The ACP Advocate Blog by Bob Doherty

Friday, December 5, 2008

Are small businesses allies for health care reform?

Opposition from small businesses is generally viewed to be one of the reasons why Bill Clinton was unable to achieve health care reform. In 1993-94, the National Federation of Independent Businesses (NFIB) and the health insurance industry trade association (now called America's Health Insurance Plans) effectively joined forces to derail Clinton's Health Security Act.
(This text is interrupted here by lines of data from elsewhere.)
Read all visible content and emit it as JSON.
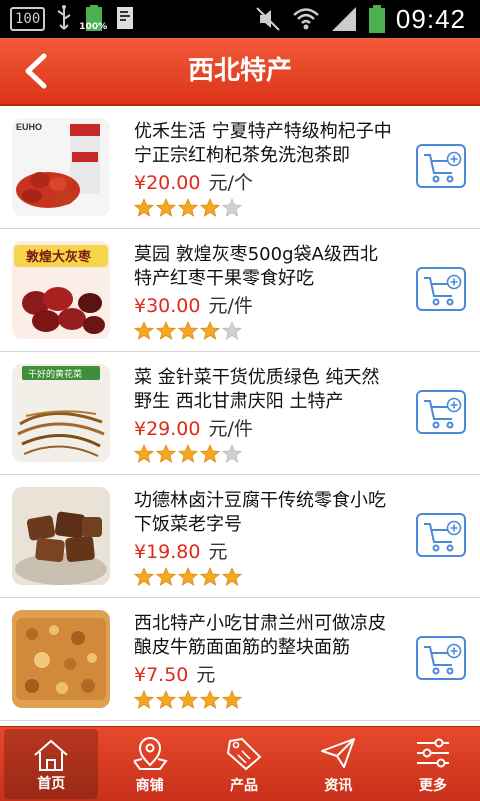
{
  "status_bar": {
    "left_badge": "100",
    "battery_small_label": "100%",
    "right_battery_color": "#4caf50",
    "time": "09:42"
  },
  "header": {
    "title": "西北特产",
    "back_icon": "chevron-left-icon"
  },
  "products": [
    {
      "name": "优禾生活 宁夏特产特级枸杞子中宁正宗红枸杞茶免洗泡茶即",
      "price": "¥20.00",
      "unit": "元/个",
      "rating": 4,
      "thumb_label": "EUHO"
    },
    {
      "name": "莫园 敦煌灰枣500g袋A级西北特产红枣干果零食好吃",
      "price": "¥30.00",
      "unit": "元/件",
      "rating": 4,
      "thumb_label": "敦煌大灰枣"
    },
    {
      "name": "菜 金针菜干货优质绿色 纯天然野生 西北甘肃庆阳 土特产",
      "price": "¥29.00",
      "unit": "元/件",
      "rating": 4,
      "thumb_label": "干好的黄花菜"
    },
    {
      "name": "功德林卤汁豆腐干传统零食小吃下饭菜老字号",
      "price": "¥19.80",
      "unit": "元",
      "rating": 5,
      "thumb_label": ""
    },
    {
      "name": "西北特产小吃甘肃兰州可做凉皮酿皮牛筋面面筋的整块面筋",
      "price": "¥7.50",
      "unit": "元",
      "rating": 5,
      "thumb_label": ""
    }
  ],
  "tabs": [
    {
      "label": "首页",
      "icon": "home-icon",
      "active": true
    },
    {
      "label": "商铺",
      "icon": "map-pin-icon",
      "active": false
    },
    {
      "label": "产品",
      "icon": "sale-tag-icon",
      "active": false
    },
    {
      "label": "资讯",
      "icon": "send-icon",
      "active": false
    },
    {
      "label": "更多",
      "icon": "sliders-icon",
      "active": false
    }
  ],
  "colors": {
    "header_red": "#e8442a",
    "price_red": "#e02a1a",
    "cart_blue": "#4a8ad6",
    "star_gold": "#f5a623",
    "star_empty": "#d0d0d0"
  }
}
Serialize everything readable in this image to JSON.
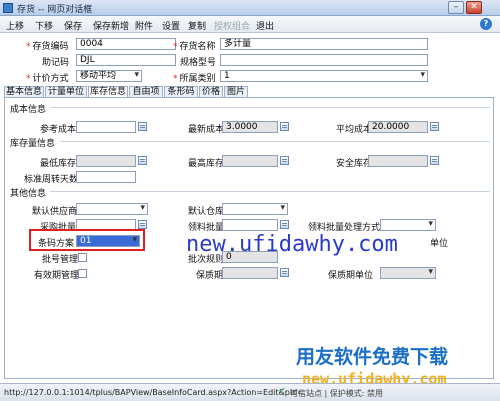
{
  "window": {
    "title": "存货 -- 网页对话框",
    "icon": "app-icon"
  },
  "toolbar": {
    "items": [
      "上移",
      "下移",
      "保存",
      "保存新增",
      "附件",
      "设置",
      "复制",
      "授权组合",
      "退出"
    ],
    "help": "?"
  },
  "header": {
    "code_label": "存货编码",
    "code_value": "0004",
    "name_label": "存货名称",
    "name_value": "多计量",
    "mnemonic_label": "助记码",
    "mnemonic_value": "DJL",
    "spec_label": "规格型号",
    "spec_value": "",
    "valuation_label": "计价方式",
    "valuation_value": "移动平均",
    "category_label": "所属类别",
    "category_value": "1"
  },
  "tabs": [
    "基本信息",
    "计量单位",
    "库存信息",
    "自由项",
    "条形码",
    "价格",
    "图片"
  ],
  "active_tab": "库存信息",
  "cost": {
    "section": "成本信息",
    "ref_label": "参考成本",
    "ref_value": "",
    "latest_label": "最新成本",
    "latest_value": "3.0000",
    "avg_label": "平均成本",
    "avg_value": "20.0000"
  },
  "stock": {
    "section": "库存量信息",
    "min_label": "最低库存",
    "max_label": "最高库存",
    "safe_label": "安全库存",
    "cycle_label": "标准周转天数"
  },
  "other": {
    "section": "其他信息",
    "supplier_label": "默认供应商",
    "warehouse_label": "默认仓库",
    "purchase_batch_label": "采购批量",
    "picking_batch_label": "领料批量",
    "picking_method_label": "领料批量处理方式",
    "barcode_label": "条码方案",
    "barcode_value": "01",
    "batch_mgmt_label": "批号管理",
    "batch_rule_label": "批次规则",
    "batch_rule_value": "0",
    "unit_label": "单位",
    "expiry_mgmt_label": "有效期管理",
    "expiry_label": "保质期",
    "expiry_unit_label": "保质期单位"
  },
  "watermark": {
    "url": "new.ufidawhy.com",
    "brand_cn": "用友软件免费下载",
    "url2": "new.ufidawhy.com"
  },
  "status": {
    "url": "http://127.0.0.1:1014/tplus/BAPView/BaseInfoCard.aspx?Action=Edit&pId=",
    "text": "可信站点 | 保护模式: 禁用"
  },
  "colors": {
    "highlight": "#e02020",
    "watermark": "#2a3acb",
    "brand": "#1a6fc8"
  }
}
Small businesses face the greatest barriers in finding affordable health coverage, lacking the access to pooling arrangements, community rated plans, and self-insurance options that benefit larger employers. Yet small businesses historically have opposed mandates that they provide coverage. Even when such mandates are linked to subsidies, insurance market reforms, and pooling arrangements to make coverage more affordable, as Clinton proposed to do, and as Obama is now proposing.

Now, as Joanne Kenen writes in the New Health Dialogue Blog,
small businesses want major reforms to make coverage affordable, and are open to solutions from right to left.

She writes that "a new survey of 400 small businesses (fewer than 50 employees) that currently pay for some portion of their workers' health insurance shows they are open to considering all sorts of different forms of change from left, right, and center." Slightly more than half of the respondents said they could support a four percent payroll tax on businesses with 10 or more employees who do not provide health coverage and/or requiring that all employees be offered at least one public plan (like Medicare) and one private plan, without regard to age or pre-existing conditions. (Keep in mind these are the views of small business owners who already offer health insurance, and may not reflect the views of businesses that currently don't provide health benefits to their employees.)

And this time around, the NFIB has proposed principles to achieve universal access, although the association continues to state that employer mandates or "pay or play" requirements are not acceptable.

Many internists - a majority of ACP members - are small business owners themselves. Like other business owners, they struggle to find affordable coverage for themselves and their families. But as physicians, most feel especially obligated to try to provide such coverage.

Today's questions: If you are an internist who owns a small business (practice), would you support a requirement that businesses with more than 10 employees provide coverage or pay a four percent payroll tax to help fund coverage for the uninsured - if it gave you and your employees access to subsidies and affordable coverage options without regard to age or pre-existing conditions?

1 Comments:

Blogger John said...

No. A payroll tax accomplishes nothing other than allowing us to provide expensive care with inferior results to more people. First we have to redesign the health care delivery system. I support a voucher system paid for by a VAT as has been advocated by Ezekial Emanuel.